The granny flat chat: Topics to address and how to avoid disputes | #elderly | #seniors | #execrise
What are the benefits?
There are several advantages of a granny flat agreement:
- elderly parents are provided with a stable home and family support in their retirement;
- it can be a good and more cost-effective alternative to aged care, if health permits;
- the adult child remains close to the elderly parent and can provide care as required;
- and Centrelink’s granny flat rules allow for any property transferred – or money paid – to the child to be exempt of the deprivation/gifting rules.
How does payment work?
Whatever the family arrangements are for security in old age, a granny flat agreement needs to establish a ‘granny flat interest’. There needs to be a transfer of assets/money to the owner of the property in which the parent will live, in exchange for a tenancy or ‘life interest’ in their property.
Assets that can be transferred in exchange for a ‘granny flat interest’ include transferring the title of the parent’s home, or other forms, such as cash, stocks, bonds or jewellery and heirlooms.
Centrelink will look at the value of the asset(s) transferred to see if the parent paid a ‘reasonable amount’. If they consider that the parent has transferred more than the value of the granny flat, they will determine that the parent has been deprived of an asset. This will directly affect the amount of pension received.
Parties entering into a granny flat agreement need to be aware that money or assets given to the child in exchange for the ‘granny flat interest’ no longer forms part of the parent’s estate. This means that upon the death of the parent, any property or money handed over to the child will not be distributed in accordance with their will.
What happens if the child wants to sell the property?
Generally, once established, granny flat interests or rights cannot be revoked simply because a child wishes to sell the property. They may:
- sell the property with the parent’s arrangement as a condition of sale;
- transfer the parent’s life tenancy or interest to another property, or
- compensate the parent financially for losing their ‘granny flat interest’.
What should a granny flat agreement cover?
It’s extremely important the terms of the arrangement are very clear to avoid disagreements down the track.

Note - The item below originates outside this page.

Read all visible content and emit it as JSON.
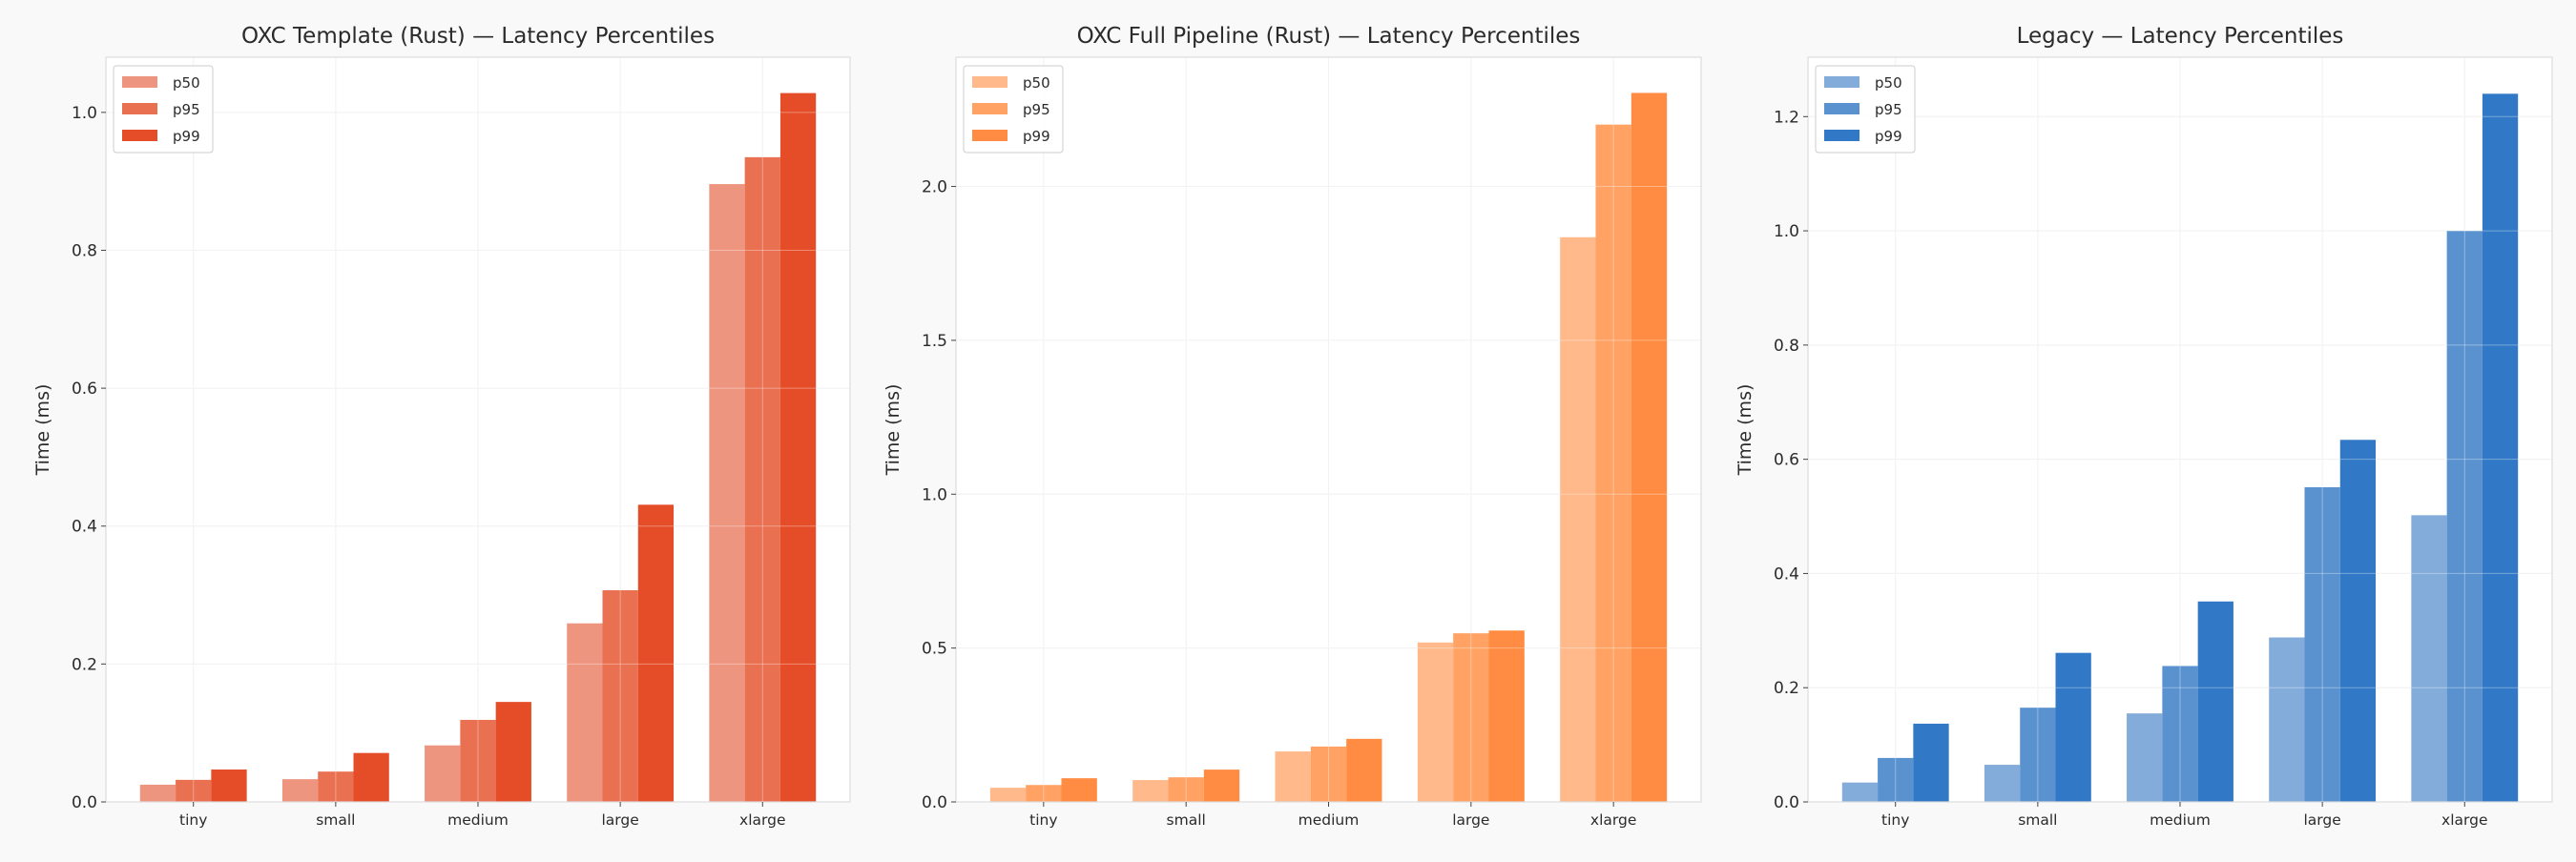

The agreement should consider:
- who does what for whom (e.g. cooking, cleaning, washing etc);
- what kind of personal care and support the family will provide the parent with, if any;
- who will pay for what (electricity, phone etc);
- if the parent will be liable for any upkeep of the property;
- how much privacy the parent will have within the home;
- how much independence the parent will have;
- if the parent will be involved in childcare for grandchildren, if any;
- what will happen if the parent’s health worsens and they need to be moved to a medical facility for a prolonged period;
- the circumstances under which the parent would allow assets to be sold, if assets are involved;
- what would happen if the child passes away;
- how the parent will be compensated if the granny flat agreement does not work out?
What can go wrong?
Problems can arise if parties do not take a long-term view. A parent may enter into a granny flat agreement when they are relatively healthy, but if their health deteriorates drastically it can require significant financial and lifestyle adjustments. If they need money to go into an aged care facility, this can create problems.
Siblings can feel that one child is receiving a financial advantage, given that a granny flat agreement will affect the parent’s estate. Any money or assets given to the child in exchange for the ‘granny flat interest’ will no longer be distributed in accordance with their will. This can affect what other beneficiaries, such as siblings, will receive.
If the family falls out and the parent wants their money to be paid back, this can also create problems.
How can you prevent things from going wrong?
A good granny flat agreement will include provisions for what will happen if things don’t go to plan, such as if the relationship sours or if the parent’s health deteriorates.
Consultation early on can also prevent issues from arising down the track. Every family member in the household (such as the child’s spouse) should be consulted about the arrangement. Siblings not living in the same household should also be consulted because it’s important they feel comfortable that one child isn’t receiving an advantage over others and that the parent is protected.
Generally all affected family members should “sign off” on the granny flat contract. Not because they are direct parties to the agreement but because it is vital they acknowledge witnessing and understanding the arrangement, which should be as transparent as possible to avoid disputes later on.